Comment donc procéder, sans tenter d’être exhaustif ni ressasser des vérités anciennes ? Une approche « traditionnelle » aurait, par exemple, proposé une relecture des textes fondamentaux relatifs à l’institution du mariage humain, Genèse 2 et de Matthieu 19 en tête (avec leur fameux triptyque « quitter, s’attacher, devenir une seule chair »). Bien sûr, la vision du mariage telle qu’elle est exprimée dans ces textes demeure d’actualité : elle est toujours aussi belle et nous sommes certainement loin d’en avoir épuisé les richesses. Cependant, nous avons choisi de présumer ces vérités, certes toujours bonnes à rappeler. Nous choisirons un autre angle.
La lecture d’un petit ouvrage récent, Le mariage, éclairages bibliques de Pascal Geoffroy(1), nous a en effet interpellés et aidés à formuler les choses différemment, de façon plus créative mais bel et bien ancrée bibliquement. L’auteur est un pasteur de l’EPUdF l’a écrit en vue de la préparation aux débats relatifs à la bénédiction de mariage de personnes de même sexe dans son union d’Églises. Nous avons donc choisi de partir de son point de départ : les textes bibliques faisant référence aux noces divines.
C’est une thématique, présente dans toute la Bible, celle du Dieu d’Israël qui fait alliance avec son peuple et qui vit avec lui une inlassable quête amoureuse. Du Dieu d’Israël qui se présente comme l’époux de son peuple qu’il appelle sa bien-aimée, son épouse. Du Dieu d’Israël qui se dit uni à son peuple comme un homme et une femme sont unis par les liens du mariage. On le sait, cette métaphore sponsale [qui a trait à l’état de couple], est omniprésente à travers les pages de la Bible, Ancien et Nouveau Testament. C’est à travers ces textes que nous allons tenter de répondre à la question suivante : comment la Bible présente-t-elle la vision de Dieu et ses aspirations pour le couple ?
Deux objections sur la démarche
Ce ne sont que des métaphores !
On pourrait rétorquer qu’il n’est pas question dans ces textes de véritable conjugalité humaine, mais bien d’une métaphore dont le but premier n’est pas de nous enseigner sur le sens du mariage ou de la conjugalité, mais sur la relation spécifique que Dieu veut entretenir avec son peuple, sa bien-aimée, son épouse elle aussi métaphorique.

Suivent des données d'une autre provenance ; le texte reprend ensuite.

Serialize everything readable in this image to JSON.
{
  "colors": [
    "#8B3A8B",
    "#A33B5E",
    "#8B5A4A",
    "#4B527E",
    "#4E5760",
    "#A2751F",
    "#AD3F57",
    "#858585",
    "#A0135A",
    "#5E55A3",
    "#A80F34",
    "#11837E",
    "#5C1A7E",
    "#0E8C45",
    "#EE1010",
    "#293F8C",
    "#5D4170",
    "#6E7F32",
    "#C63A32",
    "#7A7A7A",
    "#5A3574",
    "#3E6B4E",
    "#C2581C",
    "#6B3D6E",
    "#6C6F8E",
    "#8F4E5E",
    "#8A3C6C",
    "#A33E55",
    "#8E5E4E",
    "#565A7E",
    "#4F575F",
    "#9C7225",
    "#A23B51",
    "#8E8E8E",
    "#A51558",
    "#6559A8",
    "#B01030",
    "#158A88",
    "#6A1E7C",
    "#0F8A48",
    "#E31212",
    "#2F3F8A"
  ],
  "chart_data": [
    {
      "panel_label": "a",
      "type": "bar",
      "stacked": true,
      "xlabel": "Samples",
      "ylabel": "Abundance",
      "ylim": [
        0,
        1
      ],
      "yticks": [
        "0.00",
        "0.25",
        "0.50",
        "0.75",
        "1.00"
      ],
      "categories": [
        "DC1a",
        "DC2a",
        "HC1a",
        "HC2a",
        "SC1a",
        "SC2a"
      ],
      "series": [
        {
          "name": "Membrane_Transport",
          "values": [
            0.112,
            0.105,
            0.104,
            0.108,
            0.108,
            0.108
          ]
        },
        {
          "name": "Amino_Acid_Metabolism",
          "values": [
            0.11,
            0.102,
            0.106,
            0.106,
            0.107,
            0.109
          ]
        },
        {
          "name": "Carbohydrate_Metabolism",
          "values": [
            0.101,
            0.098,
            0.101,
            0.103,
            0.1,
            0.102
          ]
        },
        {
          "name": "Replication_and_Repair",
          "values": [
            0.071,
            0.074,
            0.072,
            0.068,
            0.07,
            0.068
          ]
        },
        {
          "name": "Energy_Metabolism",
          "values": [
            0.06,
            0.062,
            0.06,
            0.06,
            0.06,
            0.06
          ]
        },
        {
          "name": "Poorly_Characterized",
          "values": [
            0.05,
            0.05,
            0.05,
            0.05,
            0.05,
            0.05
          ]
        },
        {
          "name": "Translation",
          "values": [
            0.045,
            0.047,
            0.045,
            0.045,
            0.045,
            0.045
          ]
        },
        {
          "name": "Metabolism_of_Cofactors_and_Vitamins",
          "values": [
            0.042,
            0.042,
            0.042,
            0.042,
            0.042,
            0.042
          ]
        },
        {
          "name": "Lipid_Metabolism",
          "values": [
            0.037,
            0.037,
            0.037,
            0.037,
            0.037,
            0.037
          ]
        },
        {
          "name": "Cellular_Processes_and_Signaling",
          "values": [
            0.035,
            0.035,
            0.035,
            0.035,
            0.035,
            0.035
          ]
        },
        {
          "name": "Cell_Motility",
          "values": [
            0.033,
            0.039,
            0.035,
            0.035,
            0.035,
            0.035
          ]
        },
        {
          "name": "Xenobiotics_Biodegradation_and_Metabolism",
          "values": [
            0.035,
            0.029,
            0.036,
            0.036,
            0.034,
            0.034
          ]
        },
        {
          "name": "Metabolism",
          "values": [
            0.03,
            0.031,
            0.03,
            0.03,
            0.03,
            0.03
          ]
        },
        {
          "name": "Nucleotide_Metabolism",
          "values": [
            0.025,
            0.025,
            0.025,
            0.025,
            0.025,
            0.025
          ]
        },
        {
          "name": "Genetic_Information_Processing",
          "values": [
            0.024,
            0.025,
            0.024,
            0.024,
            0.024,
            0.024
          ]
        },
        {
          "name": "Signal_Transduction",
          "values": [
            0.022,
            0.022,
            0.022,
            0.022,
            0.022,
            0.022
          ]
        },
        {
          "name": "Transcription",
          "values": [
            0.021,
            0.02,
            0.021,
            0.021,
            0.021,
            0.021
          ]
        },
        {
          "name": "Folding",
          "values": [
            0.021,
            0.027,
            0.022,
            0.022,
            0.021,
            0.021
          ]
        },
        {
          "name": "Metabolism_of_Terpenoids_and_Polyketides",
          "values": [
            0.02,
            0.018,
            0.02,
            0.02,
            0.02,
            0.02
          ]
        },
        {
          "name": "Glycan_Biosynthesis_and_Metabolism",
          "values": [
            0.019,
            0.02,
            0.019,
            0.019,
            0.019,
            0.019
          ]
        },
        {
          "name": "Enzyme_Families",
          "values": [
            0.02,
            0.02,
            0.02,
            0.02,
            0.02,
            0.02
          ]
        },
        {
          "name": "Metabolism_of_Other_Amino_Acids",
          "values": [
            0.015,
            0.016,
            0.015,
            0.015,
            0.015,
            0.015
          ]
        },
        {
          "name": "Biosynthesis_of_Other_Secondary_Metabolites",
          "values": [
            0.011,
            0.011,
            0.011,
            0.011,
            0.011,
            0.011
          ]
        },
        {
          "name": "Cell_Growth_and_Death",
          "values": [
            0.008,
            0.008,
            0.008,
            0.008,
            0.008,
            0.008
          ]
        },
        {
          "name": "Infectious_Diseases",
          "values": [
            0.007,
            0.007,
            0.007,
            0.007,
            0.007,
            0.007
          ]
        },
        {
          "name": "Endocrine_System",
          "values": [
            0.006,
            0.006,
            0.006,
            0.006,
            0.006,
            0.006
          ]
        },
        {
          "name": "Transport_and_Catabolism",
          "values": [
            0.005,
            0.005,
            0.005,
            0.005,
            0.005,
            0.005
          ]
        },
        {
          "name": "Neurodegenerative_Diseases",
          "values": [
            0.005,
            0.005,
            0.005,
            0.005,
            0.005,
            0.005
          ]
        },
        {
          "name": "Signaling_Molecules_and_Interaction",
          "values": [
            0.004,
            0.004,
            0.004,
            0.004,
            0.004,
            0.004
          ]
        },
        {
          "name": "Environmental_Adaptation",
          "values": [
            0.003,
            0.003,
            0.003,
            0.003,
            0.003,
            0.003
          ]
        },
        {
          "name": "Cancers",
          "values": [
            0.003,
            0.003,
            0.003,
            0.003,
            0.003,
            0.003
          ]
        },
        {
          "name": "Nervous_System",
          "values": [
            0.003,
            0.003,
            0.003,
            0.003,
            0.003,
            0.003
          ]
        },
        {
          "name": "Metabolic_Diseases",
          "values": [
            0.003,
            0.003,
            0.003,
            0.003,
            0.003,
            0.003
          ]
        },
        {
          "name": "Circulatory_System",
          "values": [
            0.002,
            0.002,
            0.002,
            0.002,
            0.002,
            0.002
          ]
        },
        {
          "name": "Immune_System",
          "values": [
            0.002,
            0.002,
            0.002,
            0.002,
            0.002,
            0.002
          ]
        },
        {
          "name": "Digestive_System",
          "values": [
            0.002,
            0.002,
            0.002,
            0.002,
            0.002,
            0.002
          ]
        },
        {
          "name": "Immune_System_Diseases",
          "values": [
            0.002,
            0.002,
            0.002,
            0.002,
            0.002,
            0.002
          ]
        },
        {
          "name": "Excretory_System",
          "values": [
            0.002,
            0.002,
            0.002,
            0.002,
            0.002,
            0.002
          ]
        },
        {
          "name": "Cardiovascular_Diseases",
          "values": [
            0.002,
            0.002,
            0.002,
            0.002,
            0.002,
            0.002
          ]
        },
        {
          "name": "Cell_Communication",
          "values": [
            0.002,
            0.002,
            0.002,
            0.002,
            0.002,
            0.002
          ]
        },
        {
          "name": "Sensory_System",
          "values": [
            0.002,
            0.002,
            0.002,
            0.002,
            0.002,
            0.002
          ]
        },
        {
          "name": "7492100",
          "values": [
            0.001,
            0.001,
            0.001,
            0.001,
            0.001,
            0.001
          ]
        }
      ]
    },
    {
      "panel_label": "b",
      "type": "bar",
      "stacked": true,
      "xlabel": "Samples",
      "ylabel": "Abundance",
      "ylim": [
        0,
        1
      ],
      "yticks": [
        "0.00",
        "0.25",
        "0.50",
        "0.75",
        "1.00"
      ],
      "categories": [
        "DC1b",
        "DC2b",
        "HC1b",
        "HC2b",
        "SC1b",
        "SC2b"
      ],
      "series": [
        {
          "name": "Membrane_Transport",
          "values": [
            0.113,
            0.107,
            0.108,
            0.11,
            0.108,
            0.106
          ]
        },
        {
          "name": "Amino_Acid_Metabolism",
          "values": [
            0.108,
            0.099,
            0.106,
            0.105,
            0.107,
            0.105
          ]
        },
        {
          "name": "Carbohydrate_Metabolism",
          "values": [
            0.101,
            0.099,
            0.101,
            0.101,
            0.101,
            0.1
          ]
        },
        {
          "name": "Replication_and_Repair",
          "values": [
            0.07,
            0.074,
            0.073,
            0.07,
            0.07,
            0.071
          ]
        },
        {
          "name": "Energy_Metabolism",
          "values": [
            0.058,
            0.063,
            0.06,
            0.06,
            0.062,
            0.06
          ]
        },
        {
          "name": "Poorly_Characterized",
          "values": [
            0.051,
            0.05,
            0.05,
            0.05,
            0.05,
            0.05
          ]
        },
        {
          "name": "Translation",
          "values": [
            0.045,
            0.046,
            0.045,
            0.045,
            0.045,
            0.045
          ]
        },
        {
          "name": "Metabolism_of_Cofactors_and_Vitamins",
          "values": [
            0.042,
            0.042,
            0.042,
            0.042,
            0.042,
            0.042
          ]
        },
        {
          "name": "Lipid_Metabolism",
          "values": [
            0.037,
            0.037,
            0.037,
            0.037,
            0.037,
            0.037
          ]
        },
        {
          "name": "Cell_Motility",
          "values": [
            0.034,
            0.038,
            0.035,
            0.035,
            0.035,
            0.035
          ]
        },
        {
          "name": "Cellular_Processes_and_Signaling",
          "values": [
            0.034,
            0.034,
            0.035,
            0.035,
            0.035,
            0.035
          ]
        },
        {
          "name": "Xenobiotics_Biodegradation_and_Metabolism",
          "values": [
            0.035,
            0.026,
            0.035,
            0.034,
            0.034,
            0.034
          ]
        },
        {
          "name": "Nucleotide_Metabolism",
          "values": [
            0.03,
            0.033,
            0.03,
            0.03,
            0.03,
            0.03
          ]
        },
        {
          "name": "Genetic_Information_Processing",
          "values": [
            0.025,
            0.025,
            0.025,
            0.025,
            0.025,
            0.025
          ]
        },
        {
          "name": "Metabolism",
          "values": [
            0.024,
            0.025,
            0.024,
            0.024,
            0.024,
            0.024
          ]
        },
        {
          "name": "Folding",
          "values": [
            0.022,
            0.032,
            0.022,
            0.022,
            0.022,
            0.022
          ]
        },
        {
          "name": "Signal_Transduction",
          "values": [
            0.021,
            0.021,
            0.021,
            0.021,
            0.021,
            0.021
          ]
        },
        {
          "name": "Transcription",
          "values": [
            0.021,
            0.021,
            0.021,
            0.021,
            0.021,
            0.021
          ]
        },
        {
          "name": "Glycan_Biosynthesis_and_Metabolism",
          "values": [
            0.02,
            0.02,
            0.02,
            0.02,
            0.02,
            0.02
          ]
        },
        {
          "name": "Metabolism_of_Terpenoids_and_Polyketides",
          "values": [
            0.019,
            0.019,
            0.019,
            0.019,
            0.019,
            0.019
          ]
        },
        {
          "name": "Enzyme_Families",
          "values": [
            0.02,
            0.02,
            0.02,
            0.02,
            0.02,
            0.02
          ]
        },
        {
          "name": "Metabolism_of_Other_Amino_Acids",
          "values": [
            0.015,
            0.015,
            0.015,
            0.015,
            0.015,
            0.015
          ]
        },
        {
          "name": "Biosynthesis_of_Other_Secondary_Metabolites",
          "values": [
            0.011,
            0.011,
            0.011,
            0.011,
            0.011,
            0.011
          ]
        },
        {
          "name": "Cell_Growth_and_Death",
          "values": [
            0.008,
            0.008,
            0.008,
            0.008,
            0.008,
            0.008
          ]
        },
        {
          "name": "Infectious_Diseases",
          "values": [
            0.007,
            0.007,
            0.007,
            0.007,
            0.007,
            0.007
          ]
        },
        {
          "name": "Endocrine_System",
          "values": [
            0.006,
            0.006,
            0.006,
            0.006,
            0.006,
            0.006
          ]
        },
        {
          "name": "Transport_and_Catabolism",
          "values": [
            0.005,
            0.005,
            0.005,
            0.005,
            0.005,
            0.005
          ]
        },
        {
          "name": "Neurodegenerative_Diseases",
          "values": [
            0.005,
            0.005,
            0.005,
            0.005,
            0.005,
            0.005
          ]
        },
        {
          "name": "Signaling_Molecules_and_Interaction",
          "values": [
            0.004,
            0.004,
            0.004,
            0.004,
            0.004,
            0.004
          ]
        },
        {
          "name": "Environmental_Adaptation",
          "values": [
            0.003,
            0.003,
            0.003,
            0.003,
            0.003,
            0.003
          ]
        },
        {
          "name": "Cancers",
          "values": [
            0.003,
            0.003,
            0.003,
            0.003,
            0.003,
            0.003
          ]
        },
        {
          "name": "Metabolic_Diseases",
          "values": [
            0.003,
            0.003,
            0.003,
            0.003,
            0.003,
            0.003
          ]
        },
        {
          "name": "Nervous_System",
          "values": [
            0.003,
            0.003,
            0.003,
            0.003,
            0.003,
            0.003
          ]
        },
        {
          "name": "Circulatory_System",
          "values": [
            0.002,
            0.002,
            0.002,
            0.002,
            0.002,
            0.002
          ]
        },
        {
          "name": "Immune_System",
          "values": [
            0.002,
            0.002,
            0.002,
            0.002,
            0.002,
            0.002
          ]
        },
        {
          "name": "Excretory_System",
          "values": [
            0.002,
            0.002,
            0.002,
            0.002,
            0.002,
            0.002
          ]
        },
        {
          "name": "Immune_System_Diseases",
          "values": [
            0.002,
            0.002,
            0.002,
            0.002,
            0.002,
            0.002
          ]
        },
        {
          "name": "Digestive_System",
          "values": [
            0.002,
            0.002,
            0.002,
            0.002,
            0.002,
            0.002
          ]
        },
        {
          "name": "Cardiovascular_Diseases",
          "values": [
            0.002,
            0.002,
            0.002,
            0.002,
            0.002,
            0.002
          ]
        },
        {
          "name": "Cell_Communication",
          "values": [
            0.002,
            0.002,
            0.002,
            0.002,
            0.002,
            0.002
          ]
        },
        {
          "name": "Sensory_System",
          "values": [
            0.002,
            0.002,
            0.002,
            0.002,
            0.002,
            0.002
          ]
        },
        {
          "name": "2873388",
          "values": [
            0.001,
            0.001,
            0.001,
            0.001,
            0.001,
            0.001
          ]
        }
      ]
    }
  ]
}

C’est une objection importante. Pourtant, ce que nous allons tenter de démontrer, c’est combien, justement, cette métaphore des noces divines nous renseigne et nous enseigne sur le sens que les auteurs bibliques, tout inspirés qu’ils étaient, donnaient eux-mêmes à la conjugalité humaine véritable. Pourquoi ? Parce que la métaphore de l’union de Dieu avec son peuple, de son alliance ou de son mariage, nous révèle le type de relation idéale à laquelle Dieu aspire pour le couple humain. Comme le dit si bien Pascal Geoffroy : « Dans les Écritures, les noces de Dieu et de l’humanité vont peu à peu donner forme et contenu à l’institution du mariage » (p. 15). Les textes ayant trait à ces noces divines, très courants dans la littérature biblique, mettent chacun en exergue une ou plusieurs composantes de la conjugalité et montrent comment, in situ, Dieu pense, agit et réagit dans sa position métaphorique d’époux. Il y a donc ici un vecteur d’enseignement important, même s’il n’est pas direct mais secondaire. Dans cette métaphore biblique, nous découvrons un Dieu qui est, en quelque sorte, un époux idéal et en cela même un modèle pour les époux humains. Dans ses épousailles, Dieu est l’exemple parfait d’un époux aimant, fidèle et juste dans son rapport d’alliance avec son peuple. Et en cela, il nous apprend non seulement à quoi doit ressembler un bon époux, mais bien plus, il nous enseigne sur ce qu’un bon époux aspire, sur ce qu’il recherche et veut vivre dans un mariage épanoui.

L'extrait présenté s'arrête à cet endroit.